The long-term trend for pork prices remains higher, even though cattle have outperformed hogs over the past months.
The long-term trend is leaning higher
Over the past decades, lean hog futures prices have been gradually increasing.
The long-term chart dating back to 1970 shows a slightly bullish trend of mostly higher lows over the past years.
A rise to a record high is within reach in the volatile hog futures market
Hog futures can be highly volatile and choppy. The hogs have a history of explosive price moves during the peak demand season and implosions during the off-season. Live cattle futures fell to 81.45 cents in April 2020, the lowest price since December 2009. Meanwhile, the decline in hogs to 37.0 cents per pound took pork prices to an eighteen-year low, as the last time lean hogs were under the April 2020 low was in September 2002.
The forward curve in the lean hog futures arena highlights the seasonal high in August 2023 at over 93.0 cents per pound on May 3. The July 2014 all-time high was at $1.3380 per pound and could come into play if pork demand increases as supplies decline.

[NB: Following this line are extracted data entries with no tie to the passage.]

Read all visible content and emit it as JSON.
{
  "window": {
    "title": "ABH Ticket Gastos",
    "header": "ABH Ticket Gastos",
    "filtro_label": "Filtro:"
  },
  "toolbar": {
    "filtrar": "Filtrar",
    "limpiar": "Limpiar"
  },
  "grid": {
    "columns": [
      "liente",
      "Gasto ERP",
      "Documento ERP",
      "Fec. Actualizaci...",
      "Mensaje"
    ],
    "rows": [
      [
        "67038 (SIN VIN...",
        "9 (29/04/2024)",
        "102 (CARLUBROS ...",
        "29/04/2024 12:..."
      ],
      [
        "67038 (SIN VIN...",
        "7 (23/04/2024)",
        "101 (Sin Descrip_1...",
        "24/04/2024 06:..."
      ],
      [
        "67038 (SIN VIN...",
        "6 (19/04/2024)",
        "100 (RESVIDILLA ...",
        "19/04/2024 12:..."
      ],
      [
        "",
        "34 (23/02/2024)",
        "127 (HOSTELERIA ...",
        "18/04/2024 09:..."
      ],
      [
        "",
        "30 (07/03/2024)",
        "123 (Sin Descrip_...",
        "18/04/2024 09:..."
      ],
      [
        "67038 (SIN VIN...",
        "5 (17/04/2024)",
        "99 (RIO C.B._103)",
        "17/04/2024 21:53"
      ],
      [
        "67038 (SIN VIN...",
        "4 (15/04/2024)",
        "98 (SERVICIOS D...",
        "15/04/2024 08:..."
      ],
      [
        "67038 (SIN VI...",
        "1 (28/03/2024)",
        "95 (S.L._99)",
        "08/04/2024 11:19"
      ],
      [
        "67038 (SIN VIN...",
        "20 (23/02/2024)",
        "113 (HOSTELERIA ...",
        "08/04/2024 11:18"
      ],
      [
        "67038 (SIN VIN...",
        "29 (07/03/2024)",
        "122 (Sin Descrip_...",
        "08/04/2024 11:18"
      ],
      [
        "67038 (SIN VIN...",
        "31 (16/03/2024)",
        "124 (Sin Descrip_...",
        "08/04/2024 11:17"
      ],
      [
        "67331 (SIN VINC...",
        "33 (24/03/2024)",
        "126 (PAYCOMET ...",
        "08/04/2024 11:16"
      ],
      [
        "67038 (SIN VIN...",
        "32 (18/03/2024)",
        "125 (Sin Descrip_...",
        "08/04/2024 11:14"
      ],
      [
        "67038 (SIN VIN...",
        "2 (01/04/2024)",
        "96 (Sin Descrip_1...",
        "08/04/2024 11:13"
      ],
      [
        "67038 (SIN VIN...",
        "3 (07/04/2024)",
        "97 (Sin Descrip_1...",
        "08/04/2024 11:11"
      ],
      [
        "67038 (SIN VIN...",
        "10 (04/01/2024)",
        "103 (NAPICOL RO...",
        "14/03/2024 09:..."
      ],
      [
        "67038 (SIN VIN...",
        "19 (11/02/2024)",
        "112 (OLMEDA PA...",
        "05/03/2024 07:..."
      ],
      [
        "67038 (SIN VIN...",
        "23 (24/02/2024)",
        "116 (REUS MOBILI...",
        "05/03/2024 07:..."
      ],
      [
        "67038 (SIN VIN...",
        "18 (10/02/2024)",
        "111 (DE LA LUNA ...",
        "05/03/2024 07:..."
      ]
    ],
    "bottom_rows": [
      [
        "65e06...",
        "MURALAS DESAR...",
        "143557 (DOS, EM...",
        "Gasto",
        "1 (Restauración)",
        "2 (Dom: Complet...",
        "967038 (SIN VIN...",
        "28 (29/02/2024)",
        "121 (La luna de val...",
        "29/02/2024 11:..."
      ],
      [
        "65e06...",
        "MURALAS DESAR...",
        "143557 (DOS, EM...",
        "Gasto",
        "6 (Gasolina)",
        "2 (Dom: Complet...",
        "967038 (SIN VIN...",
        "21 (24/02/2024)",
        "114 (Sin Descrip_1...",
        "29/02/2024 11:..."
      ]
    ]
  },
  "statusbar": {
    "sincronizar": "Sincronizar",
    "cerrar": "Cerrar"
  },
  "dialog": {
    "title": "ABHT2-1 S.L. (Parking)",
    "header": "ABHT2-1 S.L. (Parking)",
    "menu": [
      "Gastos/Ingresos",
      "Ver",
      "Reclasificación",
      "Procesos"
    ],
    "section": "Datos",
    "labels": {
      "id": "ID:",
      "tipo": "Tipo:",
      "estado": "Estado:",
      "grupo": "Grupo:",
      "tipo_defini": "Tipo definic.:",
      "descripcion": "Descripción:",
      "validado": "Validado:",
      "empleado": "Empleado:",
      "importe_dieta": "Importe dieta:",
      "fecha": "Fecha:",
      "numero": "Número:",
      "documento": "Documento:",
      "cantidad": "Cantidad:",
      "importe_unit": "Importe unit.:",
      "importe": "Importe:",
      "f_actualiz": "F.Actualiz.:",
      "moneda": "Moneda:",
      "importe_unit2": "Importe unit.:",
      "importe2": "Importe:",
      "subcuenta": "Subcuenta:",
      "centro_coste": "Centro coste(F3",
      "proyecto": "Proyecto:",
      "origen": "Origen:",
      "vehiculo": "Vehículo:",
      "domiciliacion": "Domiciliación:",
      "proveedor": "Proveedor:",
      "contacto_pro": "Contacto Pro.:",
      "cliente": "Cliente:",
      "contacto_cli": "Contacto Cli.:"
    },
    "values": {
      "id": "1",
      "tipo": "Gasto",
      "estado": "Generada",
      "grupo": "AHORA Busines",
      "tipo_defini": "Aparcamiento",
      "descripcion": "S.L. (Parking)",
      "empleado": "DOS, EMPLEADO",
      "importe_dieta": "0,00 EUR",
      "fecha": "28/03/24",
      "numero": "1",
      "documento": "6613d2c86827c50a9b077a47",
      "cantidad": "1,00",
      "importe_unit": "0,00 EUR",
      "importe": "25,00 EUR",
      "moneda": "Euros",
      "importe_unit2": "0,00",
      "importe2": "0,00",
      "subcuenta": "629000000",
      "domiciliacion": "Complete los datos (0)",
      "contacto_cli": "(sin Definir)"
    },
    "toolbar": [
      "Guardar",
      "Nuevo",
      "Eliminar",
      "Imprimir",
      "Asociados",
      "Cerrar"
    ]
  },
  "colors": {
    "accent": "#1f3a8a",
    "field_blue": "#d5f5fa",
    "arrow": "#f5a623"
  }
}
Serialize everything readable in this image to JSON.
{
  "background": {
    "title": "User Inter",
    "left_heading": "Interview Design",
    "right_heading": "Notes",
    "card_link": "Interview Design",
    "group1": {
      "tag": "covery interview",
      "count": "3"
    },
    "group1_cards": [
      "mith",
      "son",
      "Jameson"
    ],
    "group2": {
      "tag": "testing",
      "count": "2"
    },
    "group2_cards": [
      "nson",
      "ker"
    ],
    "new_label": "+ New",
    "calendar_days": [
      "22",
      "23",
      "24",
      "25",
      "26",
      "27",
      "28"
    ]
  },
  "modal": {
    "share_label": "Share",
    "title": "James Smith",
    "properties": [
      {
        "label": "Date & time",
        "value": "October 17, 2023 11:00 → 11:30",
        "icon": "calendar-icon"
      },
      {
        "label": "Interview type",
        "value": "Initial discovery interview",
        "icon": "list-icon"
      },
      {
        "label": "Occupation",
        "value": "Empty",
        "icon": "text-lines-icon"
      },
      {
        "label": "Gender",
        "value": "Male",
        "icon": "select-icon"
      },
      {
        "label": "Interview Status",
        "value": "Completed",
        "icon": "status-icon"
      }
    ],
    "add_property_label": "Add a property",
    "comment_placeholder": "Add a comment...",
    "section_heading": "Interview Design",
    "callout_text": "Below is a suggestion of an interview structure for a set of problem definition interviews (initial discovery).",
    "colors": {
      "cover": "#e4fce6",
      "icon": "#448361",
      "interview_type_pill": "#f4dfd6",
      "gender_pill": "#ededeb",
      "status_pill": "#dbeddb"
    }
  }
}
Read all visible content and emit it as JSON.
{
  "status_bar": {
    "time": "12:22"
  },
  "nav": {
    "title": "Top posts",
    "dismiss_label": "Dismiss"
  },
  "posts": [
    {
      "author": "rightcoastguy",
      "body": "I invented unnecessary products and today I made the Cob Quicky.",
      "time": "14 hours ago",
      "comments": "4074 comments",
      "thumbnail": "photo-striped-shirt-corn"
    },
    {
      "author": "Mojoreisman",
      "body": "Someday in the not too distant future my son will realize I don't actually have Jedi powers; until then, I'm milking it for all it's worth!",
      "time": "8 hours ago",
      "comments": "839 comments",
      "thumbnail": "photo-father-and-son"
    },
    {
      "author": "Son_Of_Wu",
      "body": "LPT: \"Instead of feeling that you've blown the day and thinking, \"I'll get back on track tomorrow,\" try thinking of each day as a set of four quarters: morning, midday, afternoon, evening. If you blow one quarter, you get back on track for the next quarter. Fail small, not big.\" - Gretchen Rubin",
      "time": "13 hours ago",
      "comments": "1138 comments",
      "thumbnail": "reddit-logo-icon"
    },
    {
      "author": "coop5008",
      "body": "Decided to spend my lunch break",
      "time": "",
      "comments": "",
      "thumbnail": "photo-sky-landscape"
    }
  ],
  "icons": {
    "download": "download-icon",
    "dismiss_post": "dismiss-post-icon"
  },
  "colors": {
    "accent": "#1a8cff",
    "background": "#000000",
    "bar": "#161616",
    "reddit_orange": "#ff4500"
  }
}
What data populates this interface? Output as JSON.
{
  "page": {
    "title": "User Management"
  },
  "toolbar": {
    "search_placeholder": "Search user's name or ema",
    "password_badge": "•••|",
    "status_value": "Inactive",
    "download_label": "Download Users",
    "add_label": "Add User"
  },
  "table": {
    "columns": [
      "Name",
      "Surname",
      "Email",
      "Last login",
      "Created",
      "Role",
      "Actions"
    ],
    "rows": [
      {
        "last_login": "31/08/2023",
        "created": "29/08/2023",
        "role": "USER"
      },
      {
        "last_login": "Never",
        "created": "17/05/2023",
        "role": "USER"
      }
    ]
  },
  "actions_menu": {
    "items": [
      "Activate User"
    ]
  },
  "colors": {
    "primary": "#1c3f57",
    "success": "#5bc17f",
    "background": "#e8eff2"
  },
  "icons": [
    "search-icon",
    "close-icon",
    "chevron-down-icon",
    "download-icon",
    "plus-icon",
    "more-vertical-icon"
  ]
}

Hog futures are highly volatile, and a spike higher is not out of the question.
As the August lean hog futures chart illustrates, technical resistance is at the late March 2023 96.525 cents per pound high, with prices above 93 cents. The March 2023 peak is a technical gateway to the $1 level.
Keep an eye on the USDA’s next World Agricultural Supply and Demand Estimates Report on May 12 at noon EST for more data and updated forecasts on the hog futures market. Expect the unexpected in the volatile hog arena, as the grilling season can cause significant price variance.